En demi-finale jeudi, Kenin (21 ans) a battu la Tchèque Petra Kvitova (11e) 6-4, 7-5 en 1h45, tandis que Swiatek est devenue à 19 ans la deuxième Polonaise à accéder à une finale en Grand Chelem dans l'ère Open (1968), la troisième au total, en écartant la qualifiée argentine Nadia Podoroska (131e) 6-2, 6-1.

L'Américaine avait perdu un set à chaque match sauf au 3e tour contre la qualifiée Irina Bara qu'elle a effacée 6-2, 6-0. Et donc face à Kvitova, ex-N.2 mondiale aujourd'hui 11e.

"C'est une super joueuse, elle a un jeu très agressif, un service énorme, je savais que je devais jouer mon meilleur tennis pour gagner, je suis super fière de moi, c'était un super match", a commenté Kenin qui peut désormais rêver d'un second sacre majeur cette année.

"Absolument, je l'ai fait en Australie donc... J'ai eu des matchs vraiment difficiles ces deux dernières semaines, je suis tellement excitée d'être en finale, c'est juste incroyable", a commenté la joueuse assurée de retrouver le 4e rang du classement WTA, voire d'atteindre le 3e en cas de victoire samedi.

Peu d'expérience

L'an dernier, pour sa deuxième participation au Majeur parisien, Kenin avait battu sa compatriote Serena Williams au 3e tour avant de chuter en 8es face à la future lauréate australienne Ashleigh Barty.

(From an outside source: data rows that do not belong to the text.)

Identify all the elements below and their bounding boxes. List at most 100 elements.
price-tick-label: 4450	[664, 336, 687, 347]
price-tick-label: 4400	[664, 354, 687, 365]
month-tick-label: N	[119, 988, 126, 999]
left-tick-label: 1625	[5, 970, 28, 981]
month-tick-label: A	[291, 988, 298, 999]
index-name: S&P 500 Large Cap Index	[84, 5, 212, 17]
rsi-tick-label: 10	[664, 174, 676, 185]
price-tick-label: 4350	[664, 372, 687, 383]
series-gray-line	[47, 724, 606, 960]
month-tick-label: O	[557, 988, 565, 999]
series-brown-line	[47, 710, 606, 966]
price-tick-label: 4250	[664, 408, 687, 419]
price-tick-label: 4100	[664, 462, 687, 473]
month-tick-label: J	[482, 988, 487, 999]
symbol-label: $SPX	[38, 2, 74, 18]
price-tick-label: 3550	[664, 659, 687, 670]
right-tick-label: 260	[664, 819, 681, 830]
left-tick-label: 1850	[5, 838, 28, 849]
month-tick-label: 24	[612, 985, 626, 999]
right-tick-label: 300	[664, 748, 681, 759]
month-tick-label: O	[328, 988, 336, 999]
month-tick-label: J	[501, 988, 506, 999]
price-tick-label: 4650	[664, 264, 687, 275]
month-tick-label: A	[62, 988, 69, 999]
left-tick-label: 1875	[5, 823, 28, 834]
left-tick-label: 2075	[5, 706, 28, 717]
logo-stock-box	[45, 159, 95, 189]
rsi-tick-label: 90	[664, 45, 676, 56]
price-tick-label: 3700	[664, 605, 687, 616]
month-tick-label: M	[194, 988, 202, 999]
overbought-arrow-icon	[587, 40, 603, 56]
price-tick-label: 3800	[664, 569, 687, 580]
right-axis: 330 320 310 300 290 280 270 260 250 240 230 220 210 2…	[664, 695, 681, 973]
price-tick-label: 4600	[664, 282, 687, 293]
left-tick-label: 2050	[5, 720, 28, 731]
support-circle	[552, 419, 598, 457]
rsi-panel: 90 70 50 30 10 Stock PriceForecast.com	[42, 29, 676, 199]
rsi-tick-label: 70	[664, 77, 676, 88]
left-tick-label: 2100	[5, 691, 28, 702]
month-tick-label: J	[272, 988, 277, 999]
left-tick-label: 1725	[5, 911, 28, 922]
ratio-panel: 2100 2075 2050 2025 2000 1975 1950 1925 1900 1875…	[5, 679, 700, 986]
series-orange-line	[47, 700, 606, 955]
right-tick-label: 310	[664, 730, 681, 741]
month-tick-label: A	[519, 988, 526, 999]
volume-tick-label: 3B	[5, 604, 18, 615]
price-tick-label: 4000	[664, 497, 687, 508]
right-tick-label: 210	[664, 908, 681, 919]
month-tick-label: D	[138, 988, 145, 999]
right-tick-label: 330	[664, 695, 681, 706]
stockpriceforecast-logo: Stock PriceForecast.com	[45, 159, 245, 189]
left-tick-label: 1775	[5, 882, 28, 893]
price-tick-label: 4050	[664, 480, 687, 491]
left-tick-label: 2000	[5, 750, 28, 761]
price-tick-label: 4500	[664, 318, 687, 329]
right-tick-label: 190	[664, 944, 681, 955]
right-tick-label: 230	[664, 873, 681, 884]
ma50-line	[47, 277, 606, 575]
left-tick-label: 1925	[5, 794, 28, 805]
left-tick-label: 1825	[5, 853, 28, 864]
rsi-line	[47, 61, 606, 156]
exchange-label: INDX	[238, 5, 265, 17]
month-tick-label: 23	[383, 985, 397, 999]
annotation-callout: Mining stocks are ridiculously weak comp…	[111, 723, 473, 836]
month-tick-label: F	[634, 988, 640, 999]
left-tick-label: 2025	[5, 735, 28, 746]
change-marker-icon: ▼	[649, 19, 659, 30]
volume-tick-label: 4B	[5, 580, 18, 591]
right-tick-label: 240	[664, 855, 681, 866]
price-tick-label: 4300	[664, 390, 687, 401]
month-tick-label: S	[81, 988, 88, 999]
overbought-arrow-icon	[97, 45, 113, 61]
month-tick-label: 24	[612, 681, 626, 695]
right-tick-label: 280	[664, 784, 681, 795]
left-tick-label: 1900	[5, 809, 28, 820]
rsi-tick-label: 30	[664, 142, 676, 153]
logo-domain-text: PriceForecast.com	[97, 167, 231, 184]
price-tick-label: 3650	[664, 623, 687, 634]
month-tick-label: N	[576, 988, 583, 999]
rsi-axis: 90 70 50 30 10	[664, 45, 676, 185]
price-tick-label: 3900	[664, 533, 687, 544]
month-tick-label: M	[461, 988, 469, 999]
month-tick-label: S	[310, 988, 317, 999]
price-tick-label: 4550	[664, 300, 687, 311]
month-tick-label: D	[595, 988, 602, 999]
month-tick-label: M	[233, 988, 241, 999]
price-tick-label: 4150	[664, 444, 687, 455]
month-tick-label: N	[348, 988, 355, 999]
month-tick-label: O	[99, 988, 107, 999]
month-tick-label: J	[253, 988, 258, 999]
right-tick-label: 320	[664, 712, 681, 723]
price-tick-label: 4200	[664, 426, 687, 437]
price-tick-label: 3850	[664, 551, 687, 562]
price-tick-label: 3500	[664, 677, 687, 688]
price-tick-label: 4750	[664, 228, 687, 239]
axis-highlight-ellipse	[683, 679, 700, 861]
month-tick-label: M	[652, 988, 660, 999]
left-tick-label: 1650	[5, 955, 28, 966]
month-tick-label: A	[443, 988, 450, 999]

Au total, depuis son arrivée sur le circuit principal en 2018, elle n'avait gagné que 6 matches sur terre battue, pour 11 défaites, avant l'édition 2020 de Roland-Garros.

Kvitova n'avait pas perdu un seul set en cinq matchs du tournoi jusque-là, elle en a perdu deux d'un seul coup.

Le parcours de rêve de la trentenaire, qui n'avait plus dépassé les huitièmes de finale sur la terre battue parisienne depuis sa demi-finale 2012 perdue face à la future lauréate Maria Sharapova, s'est donc arrêté sur un match d'un niveau nettement inférieur à ce qu'elle avait proposé jusque-là.

Elle a notamment commis trop de fautes directes (31 pour 28 coups gagnants) face à une adversaire qui s'est montrée bien plus affamée qu'elle et plus en réussite (21 fautes directes pour 23 coups gagnants).

En outre, Kvitova n'a pu s'appuyer sur son service. Elle qui avait réussi 24 aces lors de ses cinq précédents matchs, n'en a totalisé que deux face à Kenin.

La gauchère tchèque peut néanmoins se réjouir de son tournoi, elle dont la carrière avait été mise en péril par un coup de couteau reçu à sa main gauche en 2016 lors d'un cambriolage à son domicile. Opérée, elle avait été éloignée des courts pendant cinq mois.

C'est à Roland-Garros qu'elle avait renoué avec la compétition au printemps 2017. Double lauréate de Wimbledon (2011 et 2014), elle retrouvera lundi le Top 10.